In this paper, we have established a delay differential equation for the damage of Saperda populnea larvae and adults to poplars. We have studied the stability of the equilibrium of system (1) and the existence of Hopf bifurcation. Then, we use the multiple time scales method to calculate the normal form of Hopf bifurcation and analyze the stability of Hopf bifurcating periodic solutions.

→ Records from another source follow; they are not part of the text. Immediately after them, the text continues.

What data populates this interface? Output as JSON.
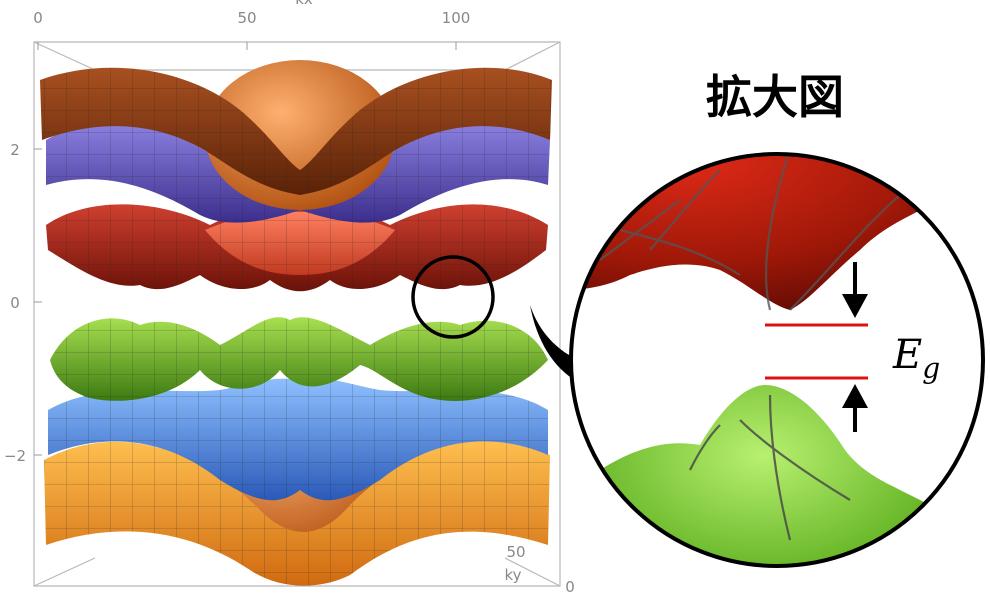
{
  "plot": {
    "top_ticks": [
      "0",
      "50",
      "100"
    ],
    "top_axis_label": "kx",
    "z_ticks": [
      "2",
      "0",
      "−2"
    ],
    "bottom_tick": "0",
    "bottom_corner_tick": "50",
    "bottom_axis_label": "ky",
    "band_colors": {
      "upper_outer": "#9a4513",
      "upper_middle": "#6f63c8",
      "upper_inner": "#b22a1a",
      "lower_inner": "#6fb52a",
      "lower_middle": "#4f86d8",
      "lower_outer": "#f09a2a"
    }
  },
  "zoom": {
    "title": "拡大図",
    "gap_symbol": "E",
    "gap_subscript": "g",
    "gap_line_color": "#e01010",
    "conduction_color": "#b01a10",
    "valence_color": "#7cc42e"
  }
}
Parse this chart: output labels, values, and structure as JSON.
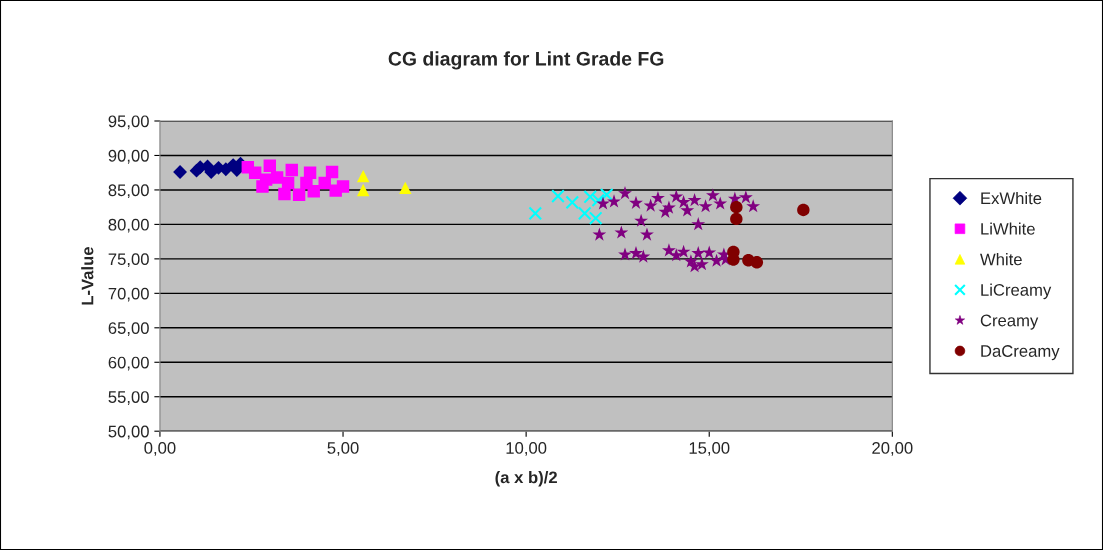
{
  "chart_data": {
    "type": "scatter",
    "title": "CG diagram for Lint Grade FG",
    "xlabel": "(a x b)/2",
    "ylabel": "L-Value",
    "xlim": [
      0,
      20
    ],
    "ylim": [
      50,
      95
    ],
    "xticks": [
      {
        "value": 0,
        "label": "0,00"
      },
      {
        "value": 5,
        "label": "5,00"
      },
      {
        "value": 10,
        "label": "10,00"
      },
      {
        "value": 15,
        "label": "15,00"
      },
      {
        "value": 20,
        "label": "20,00"
      }
    ],
    "yticks": [
      {
        "value": 50,
        "label": "50,00"
      },
      {
        "value": 55,
        "label": "55,00"
      },
      {
        "value": 60,
        "label": "60,00"
      },
      {
        "value": 65,
        "label": "65,00"
      },
      {
        "value": 70,
        "label": "70,00"
      },
      {
        "value": 75,
        "label": "75,00"
      },
      {
        "value": 80,
        "label": "80,00"
      },
      {
        "value": 85,
        "label": "85,00"
      },
      {
        "value": 90,
        "label": "90,00"
      },
      {
        "value": 95,
        "label": "95,00"
      }
    ],
    "grid": "y",
    "legend": "right",
    "series": [
      {
        "name": "ExWhite",
        "color": "#000080",
        "marker": "diamond",
        "x": [
          0.55,
          1.0,
          1.1,
          1.3,
          1.4,
          1.6,
          1.8,
          2.0,
          2.1,
          2.2
        ],
        "values": [
          87.6,
          87.8,
          88.3,
          88.4,
          87.6,
          88.2,
          88.0,
          88.6,
          87.9,
          88.8
        ]
      },
      {
        "name": "LiWhite",
        "color": "#ff00ff",
        "marker": "square",
        "x": [
          2.4,
          2.6,
          2.8,
          2.9,
          3.0,
          3.2,
          3.4,
          3.5,
          3.6,
          3.8,
          4.0,
          4.1,
          4.2,
          4.5,
          4.7,
          4.8,
          5.0
        ],
        "values": [
          88.3,
          87.5,
          85.5,
          86.5,
          88.5,
          86.8,
          84.4,
          86.0,
          87.9,
          84.3,
          86.0,
          87.5,
          84.8,
          86.0,
          87.6,
          84.9,
          85.5
        ]
      },
      {
        "name": "White",
        "color": "#ffff00",
        "marker": "triangle",
        "x": [
          5.55,
          5.55,
          6.7
        ],
        "values": [
          87.0,
          85.0,
          85.3
        ]
      },
      {
        "name": "LiCreamy",
        "color": "#00ffff",
        "marker": "cross",
        "x": [
          10.25,
          10.87,
          11.26,
          11.6,
          11.75,
          11.9,
          11.97,
          12.2
        ],
        "values": [
          81.6,
          84.1,
          83.2,
          81.6,
          84.0,
          80.9,
          83.5,
          84.3
        ]
      },
      {
        "name": "Creamy",
        "color": "#800080",
        "marker": "star",
        "x": [
          12.0,
          12.6,
          13.3,
          13.14,
          14.7,
          12.1,
          12.4,
          12.7,
          13.0,
          13.4,
          13.6,
          13.9,
          14.1,
          14.3,
          14.6,
          14.9,
          15.1,
          15.3,
          15.7,
          16.0,
          16.2,
          13.8,
          14.4,
          12.7,
          13.0,
          13.2,
          13.9,
          14.1,
          14.3,
          14.5,
          14.7,
          14.8,
          15.0,
          15.2,
          15.4,
          15.45,
          14.6
        ],
        "values": [
          78.5,
          78.8,
          78.5,
          80.5,
          80.0,
          83.0,
          83.3,
          84.5,
          83.1,
          82.7,
          83.8,
          82.4,
          84.0,
          83.2,
          83.5,
          82.6,
          84.2,
          83.0,
          83.7,
          83.9,
          82.6,
          81.8,
          82.0,
          75.6,
          75.8,
          75.3,
          76.2,
          75.5,
          76.0,
          74.6,
          75.8,
          74.2,
          75.9,
          74.7,
          75.6,
          74.9,
          73.9
        ]
      },
      {
        "name": "DaCreamy",
        "color": "#800000",
        "marker": "circle",
        "x": [
          15.74,
          15.74,
          15.66,
          15.66,
          16.07,
          16.3,
          17.57
        ],
        "values": [
          82.5,
          80.8,
          76.0,
          74.9,
          74.8,
          74.5,
          82.1
        ]
      }
    ]
  }
}
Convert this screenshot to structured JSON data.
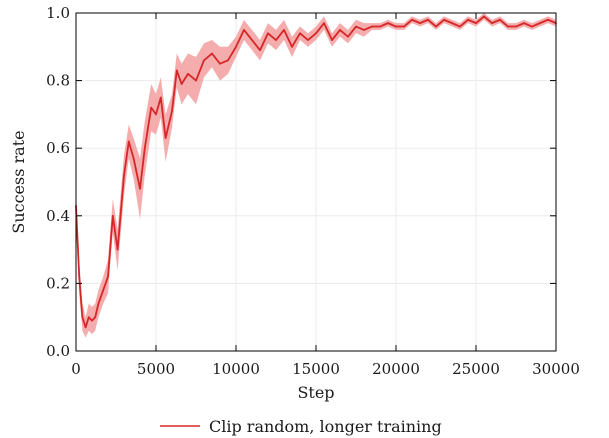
{
  "chart_data": {
    "type": "line",
    "xlabel": "Step",
    "ylabel": "Success rate",
    "xlim": [
      0,
      30000
    ],
    "ylim": [
      0.0,
      1.0
    ],
    "x_ticks": [
      "0",
      "5000",
      "10000",
      "15000",
      "20000",
      "25000",
      "30000"
    ],
    "y_ticks": [
      "0.0",
      "0.2",
      "0.4",
      "0.6",
      "0.8",
      "1.0"
    ],
    "grid": true,
    "legend_position": "below",
    "series": [
      {
        "name": "Clip random, longer training",
        "line_color": "#d62728",
        "band_color": "#f4a3a3",
        "x": [
          0,
          200,
          400,
          600,
          800,
          1000,
          1200,
          1400,
          1700,
          2000,
          2300,
          2600,
          3000,
          3300,
          3600,
          4000,
          4300,
          4700,
          5000,
          5300,
          5600,
          6000,
          6300,
          6600,
          7000,
          7500,
          8000,
          8500,
          9000,
          9500,
          10000,
          10500,
          11000,
          11500,
          12000,
          12500,
          13000,
          13500,
          14000,
          14500,
          15000,
          15500,
          16000,
          16500,
          17000,
          17500,
          18000,
          18500,
          19000,
          19500,
          20000,
          20500,
          21000,
          21500,
          22000,
          22500,
          23000,
          23500,
          24000,
          24500,
          25000,
          25500,
          26000,
          26500,
          27000,
          27500,
          28000,
          28500,
          29000,
          29500,
          30000
        ],
        "y": [
          0.43,
          0.22,
          0.1,
          0.07,
          0.1,
          0.09,
          0.1,
          0.14,
          0.18,
          0.22,
          0.4,
          0.3,
          0.52,
          0.62,
          0.57,
          0.48,
          0.6,
          0.72,
          0.7,
          0.75,
          0.63,
          0.71,
          0.83,
          0.79,
          0.82,
          0.8,
          0.86,
          0.88,
          0.85,
          0.86,
          0.9,
          0.95,
          0.92,
          0.89,
          0.94,
          0.92,
          0.95,
          0.9,
          0.94,
          0.92,
          0.94,
          0.97,
          0.92,
          0.95,
          0.93,
          0.96,
          0.95,
          0.96,
          0.96,
          0.97,
          0.96,
          0.96,
          0.98,
          0.97,
          0.98,
          0.96,
          0.98,
          0.97,
          0.96,
          0.98,
          0.97,
          0.99,
          0.97,
          0.98,
          0.96,
          0.96,
          0.97,
          0.96,
          0.97,
          0.98,
          0.97
        ],
        "band_halfwidth": [
          0.02,
          0.05,
          0.04,
          0.03,
          0.04,
          0.04,
          0.04,
          0.04,
          0.04,
          0.05,
          0.05,
          0.06,
          0.06,
          0.05,
          0.06,
          0.09,
          0.08,
          0.07,
          0.06,
          0.06,
          0.07,
          0.05,
          0.05,
          0.06,
          0.06,
          0.07,
          0.05,
          0.04,
          0.05,
          0.04,
          0.03,
          0.03,
          0.03,
          0.03,
          0.03,
          0.03,
          0.03,
          0.03,
          0.02,
          0.02,
          0.02,
          0.02,
          0.02,
          0.02,
          0.02,
          0.02,
          0.02,
          0.01,
          0.01,
          0.01,
          0.01,
          0.01,
          0.01,
          0.01,
          0.01,
          0.01,
          0.01,
          0.01,
          0.01,
          0.01,
          0.01,
          0.01,
          0.01,
          0.01,
          0.01,
          0.01,
          0.01,
          0.01,
          0.01,
          0.01,
          0.01
        ]
      }
    ]
  }
}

On the basis of official data, we have analyzed and speculated on some parameter values. Then we have carried out numerical simulation to verify the theoretical analysis results. We have found that when the insect pest is stable, the adults and larvae of Saperda populnea are still stable at a large value. Therefore, it is still necessary to take control measures against Saperda populnea. Next, we have found that time delay $\tau$ affects the number of susceptible poplars reaching the maximum. Then, we have studied the effect of the survival rate from egg to larva and the survival rate from larva to adult on the the critical time $\tau$, and have concluded that the main task in the control process is to eliminate the larvae.

After giving the biological suggestions for controlling Saperda populnea, we also have emphasized that in the process of controlling Saperda populnea, we should pay attention to the selection of poplars with strong insect resistance for cultivation, so as to reduce the number of infected poplars.